One more chorus round of praise is due for first page tables. When they are populated with job-specific content they communicate practical information improving understanding and even trust. From there readers can be eased into the legal nitty gritty that follows, the “fine print”.
What should the schedule contain? As a practical case study, image you are a training services provider seeking a foundational agreement.
You are in the business of providing professional development courses or programs. You are a respected and experienced senior practitioner. You seek a second revenue stream training practitioners in other practices. They’ve read your promotion of your special skill, methodology or approach and are aware of your track record in your field.
In your first page table schedule you’ll cover the following deal points for students reviewing your foundational agreement as a training provider:
- Agreement date
- Client or customer’s identity and contact details
- Fee payable, on what basis, when, in what instalments and how
- Cancellation fee or credit
- Program name, short form description and dates
Ownership and control of intellectual property
Following the table schedule will be the nitty gritty. Let’s focus on one provision. As a training provider with well-developed content ownership and control of intellectual property is a special concern of yours. You’ll have clauses for that.

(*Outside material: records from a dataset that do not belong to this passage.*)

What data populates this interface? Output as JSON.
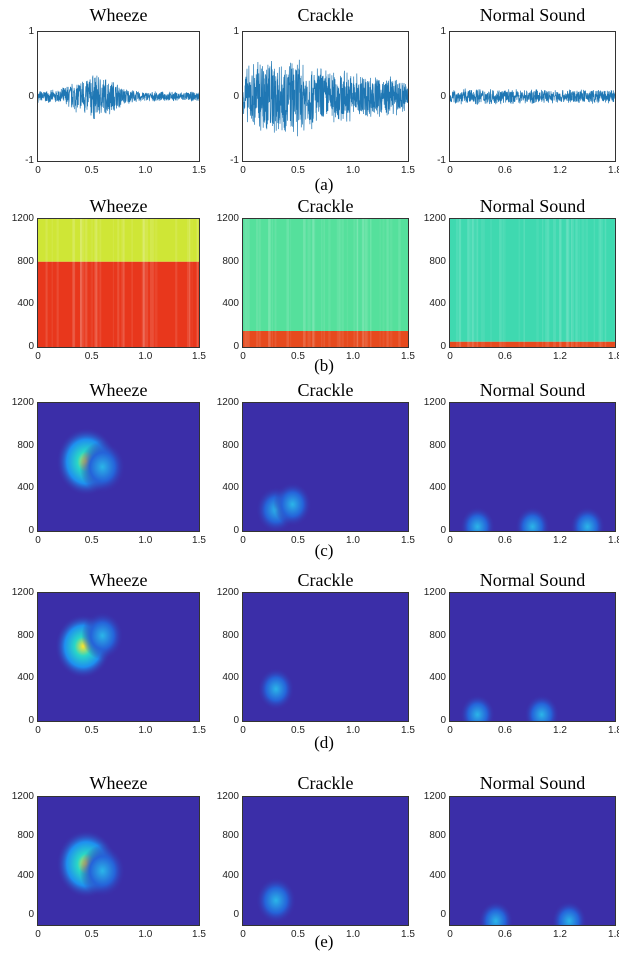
{
  "figure": {
    "row_labels": [
      "(a)",
      "(b)",
      "(c)",
      "(d)",
      "(e)"
    ]
  },
  "chart_data": [
    {
      "type": "line",
      "row": "(a)",
      "title": "Wheeze",
      "x_ticks": [
        "0",
        "0.5",
        "1.0",
        "1.5"
      ],
      "y_ticks": [
        "1",
        "0",
        "-1"
      ],
      "xlim": [
        0,
        1.5
      ],
      "ylim": [
        -1,
        1
      ],
      "envelope": {
        "x": [
          0,
          0.1,
          0.2,
          0.3,
          0.4,
          0.5,
          0.6,
          0.7,
          0.8,
          0.9,
          1.0,
          1.1,
          1.2,
          1.3,
          1.4,
          1.5
        ],
        "amplitude": [
          0.1,
          0.1,
          0.12,
          0.22,
          0.3,
          0.4,
          0.35,
          0.28,
          0.15,
          0.1,
          0.08,
          0.08,
          0.08,
          0.08,
          0.08,
          0.08
        ]
      },
      "color": "#1f77b4"
    },
    {
      "type": "line",
      "row": "(a)",
      "title": "Crackle",
      "x_ticks": [
        "0",
        "0.5",
        "1.0",
        "1.5"
      ],
      "y_ticks": [
        "1",
        "0",
        "-1"
      ],
      "xlim": [
        0,
        1.5
      ],
      "ylim": [
        -1,
        1
      ],
      "envelope": {
        "x": [
          0,
          0.1,
          0.2,
          0.3,
          0.4,
          0.5,
          0.6,
          0.7,
          0.8,
          0.9,
          1.0,
          1.1,
          1.2,
          1.3,
          1.4,
          1.5
        ],
        "amplitude": [
          0.4,
          0.6,
          0.7,
          0.65,
          0.6,
          0.65,
          0.55,
          0.5,
          0.45,
          0.45,
          0.4,
          0.4,
          0.35,
          0.35,
          0.3,
          0.3
        ]
      },
      "color": "#1f77b4"
    },
    {
      "type": "line",
      "row": "(a)",
      "title": "Normal Sound",
      "x_ticks": [
        "0",
        "0.6",
        "1.2",
        "1.8"
      ],
      "y_ticks": [
        "1",
        "0",
        "-1"
      ],
      "xlim": [
        0,
        1.8
      ],
      "ylim": [
        -1,
        1
      ],
      "envelope": {
        "x": [
          0,
          0.3,
          0.6,
          0.9,
          1.2,
          1.5,
          1.8
        ],
        "amplitude": [
          0.12,
          0.14,
          0.12,
          0.12,
          0.12,
          0.12,
          0.12
        ]
      },
      "color": "#1f77b4"
    },
    {
      "type": "heatmap",
      "row": "(b)",
      "title": "Wheeze",
      "x_ticks": [
        "0",
        "0.5",
        "1.0",
        "1.5"
      ],
      "y_ticks": [
        "1200",
        "800",
        "400",
        "0"
      ],
      "xlim": [
        0,
        1.5
      ],
      "ylim": [
        0,
        1200
      ],
      "bands": [
        {
          "from": 0,
          "to": 800,
          "color": "#e8371c"
        },
        {
          "from": 800,
          "to": 1200,
          "color": "#cfe636"
        }
      ]
    },
    {
      "type": "heatmap",
      "row": "(b)",
      "title": "Crackle",
      "x_ticks": [
        "0",
        "0.5",
        "1.0",
        "1.5"
      ],
      "y_ticks": [
        "1200",
        "800",
        "400",
        "0"
      ],
      "xlim": [
        0,
        1.5
      ],
      "ylim": [
        0,
        1200
      ],
      "bands": [
        {
          "from": 0,
          "to": 150,
          "color": "#e64a1e"
        },
        {
          "from": 150,
          "to": 1200,
          "color": "#55e09c"
        }
      ]
    },
    {
      "type": "heatmap",
      "row": "(b)",
      "title": "Normal Sound",
      "x_ticks": [
        "0",
        "0.6",
        "1.2",
        "1.8"
      ],
      "y_ticks": [
        "1200",
        "800",
        "400",
        "0"
      ],
      "xlim": [
        0,
        1.8
      ],
      "ylim": [
        0,
        1200
      ],
      "bands": [
        {
          "from": 0,
          "to": 50,
          "color": "#e64a1e"
        },
        {
          "from": 50,
          "to": 1200,
          "color": "#3fd9b0"
        }
      ]
    },
    {
      "type": "heatmap",
      "row": "(c)",
      "title": "Wheeze",
      "x_ticks": [
        "0",
        "0.5",
        "1.0",
        "1.5"
      ],
      "y_ticks": [
        "1200",
        "800",
        "400",
        "0"
      ],
      "xlim": [
        0,
        1.5
      ],
      "ylim": [
        0,
        1200
      ],
      "hotspots": [
        {
          "x": 0.45,
          "y": 650,
          "intensity": 1.0
        },
        {
          "x": 0.6,
          "y": 600,
          "intensity": 0.6
        }
      ]
    },
    {
      "type": "heatmap",
      "row": "(c)",
      "title": "Crackle",
      "x_ticks": [
        "0",
        "0.5",
        "1.0",
        "1.5"
      ],
      "y_ticks": [
        "1200",
        "800",
        "400",
        "0"
      ],
      "xlim": [
        0,
        1.5
      ],
      "ylim": [
        0,
        1200
      ],
      "hotspots": [
        {
          "x": 0.3,
          "y": 200,
          "intensity": 0.45
        },
        {
          "x": 0.45,
          "y": 250,
          "intensity": 0.4
        }
      ]
    },
    {
      "type": "heatmap",
      "row": "(c)",
      "title": "Normal Sound",
      "x_ticks": [
        "0",
        "0.6",
        "1.2",
        "1.8"
      ],
      "y_ticks": [
        "1200",
        "800",
        "400",
        "0"
      ],
      "xlim": [
        0,
        1.8
      ],
      "ylim": [
        0,
        1200
      ],
      "hotspots": [
        {
          "x": 0.3,
          "y": 40,
          "intensity": 0.3
        },
        {
          "x": 0.9,
          "y": 40,
          "intensity": 0.3
        },
        {
          "x": 1.5,
          "y": 40,
          "intensity": 0.3
        }
      ]
    },
    {
      "type": "heatmap",
      "row": "(d)",
      "title": "Wheeze",
      "x_ticks": [
        "0",
        "0.5",
        "1.0",
        "1.5"
      ],
      "y_ticks": [
        "1200",
        "800",
        "400",
        "0"
      ],
      "xlim": [
        0,
        1.5
      ],
      "ylim": [
        0,
        1200
      ],
      "hotspots": [
        {
          "x": 0.42,
          "y": 700,
          "intensity": 0.9
        },
        {
          "x": 0.6,
          "y": 800,
          "intensity": 0.5
        }
      ]
    },
    {
      "type": "heatmap",
      "row": "(d)",
      "title": "Crackle",
      "x_ticks": [
        "0",
        "0.5",
        "1.0",
        "1.5"
      ],
      "y_ticks": [
        "1200",
        "800",
        "400",
        "0"
      ],
      "xlim": [
        0,
        1.5
      ],
      "ylim": [
        0,
        1200
      ],
      "hotspots": [
        {
          "x": 0.3,
          "y": 300,
          "intensity": 0.35
        }
      ]
    },
    {
      "type": "heatmap",
      "row": "(d)",
      "title": "Normal Sound",
      "x_ticks": [
        "0",
        "0.6",
        "1.2",
        "1.8"
      ],
      "y_ticks": [
        "1200",
        "800",
        "400",
        "0"
      ],
      "xlim": [
        0,
        1.8
      ],
      "ylim": [
        0,
        1200
      ],
      "hotspots": [
        {
          "x": 0.3,
          "y": 60,
          "intensity": 0.3
        },
        {
          "x": 1.0,
          "y": 60,
          "intensity": 0.3
        }
      ]
    },
    {
      "type": "heatmap",
      "row": "(e)",
      "title": "Wheeze",
      "x_ticks": [
        "0",
        "0.5",
        "1.0",
        "1.5"
      ],
      "y_ticks": [
        "1200",
        "800",
        "400",
        "0"
      ],
      "xlim": [
        0,
        1.5
      ],
      "ylim": [
        -100,
        1200
      ],
      "hotspots": [
        {
          "x": 0.45,
          "y": 520,
          "intensity": 1.0
        },
        {
          "x": 0.6,
          "y": 450,
          "intensity": 0.6
        }
      ]
    },
    {
      "type": "heatmap",
      "row": "(e)",
      "title": "Crackle",
      "x_ticks": [
        "0",
        "0.5",
        "1.0",
        "1.5"
      ],
      "y_ticks": [
        "1200",
        "800",
        "400",
        "0"
      ],
      "xlim": [
        0,
        1.5
      ],
      "ylim": [
        -100,
        1200
      ],
      "hotspots": [
        {
          "x": 0.3,
          "y": 150,
          "intensity": 0.45
        }
      ]
    },
    {
      "type": "heatmap",
      "row": "(e)",
      "title": "Normal Sound",
      "x_ticks": [
        "0",
        "0.6",
        "1.2",
        "1.8"
      ],
      "y_ticks": [
        "1200",
        "800",
        "400",
        "0"
      ],
      "xlim": [
        0,
        1.8
      ],
      "ylim": [
        -100,
        1200
      ],
      "hotspots": [
        {
          "x": 0.5,
          "y": -60,
          "intensity": 0.3
        },
        {
          "x": 1.3,
          "y": -60,
          "intensity": 0.3
        }
      ]
    }
  ]
}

You should do more. You should lace content materials and online marketing with copyright and trade mark notices, express confidential information assertions, references to privacy policies and rules for the making or sharing by your clients of any type of recording of your content.
With an operational business model, proposal documentation and processes in place, and a foundational agreement you’ve protected your training revenue stream. Happy trading!
OK, I lied, it is never that easy. For sustained growth more is needed over time for a training provider. The four items below can be built on top of the foundational agreement. Together they are a set for a training provider. Variations of them apply for different types of businesses.
Personnel agreements – employees and independent contractors
If a training provider engages third party individuals to provide training or related services an agreement should be put in place for those individuals.
Personnel agreements vary in many ways, including scope, length, format and layout. Ideally each provider of teaching, training or consultancy services should have its in-house standard templates for easy re-use to contract teachers, students, researchers, collaborators, support staff, volunteers or other personnel.
Content or program co-authorship agreement
This agreement sets protocols for use of jointly created content and sharing of revenues. It is used when an assignment agreement (ie intellectual property sale agreement) with a co-author would not be commercially fair or acceptable.
Course Registration Terms and Conditions
This can cover topics such a training or educational program’s module changes, fees, booking cancellation rules and currency and exchange rate changes. When an event is face to face such as at a conference or symposium it an also cover itinerary changes, travel insurance, passport and visa requirements, personal fitness considerations, and hotel and booking times.
Program Participant Release Form
Some training events, such for training in fire prevention, medicine and allied health, involve recordings being made of student interaction with the teacher, a patient or a victim in need. The recordings are made for students to view them again, for distance learning students, or for resale or adaptation into other products.
By signing this form, program attendees acknowledge they have no objection to photographic or audiovisual recordings of them being made during program attendance and those recordings being subsequently distributed with no further approval required. These releases reduce potential privacy or defamation claims and can be prerequisite requirements by major content distributors.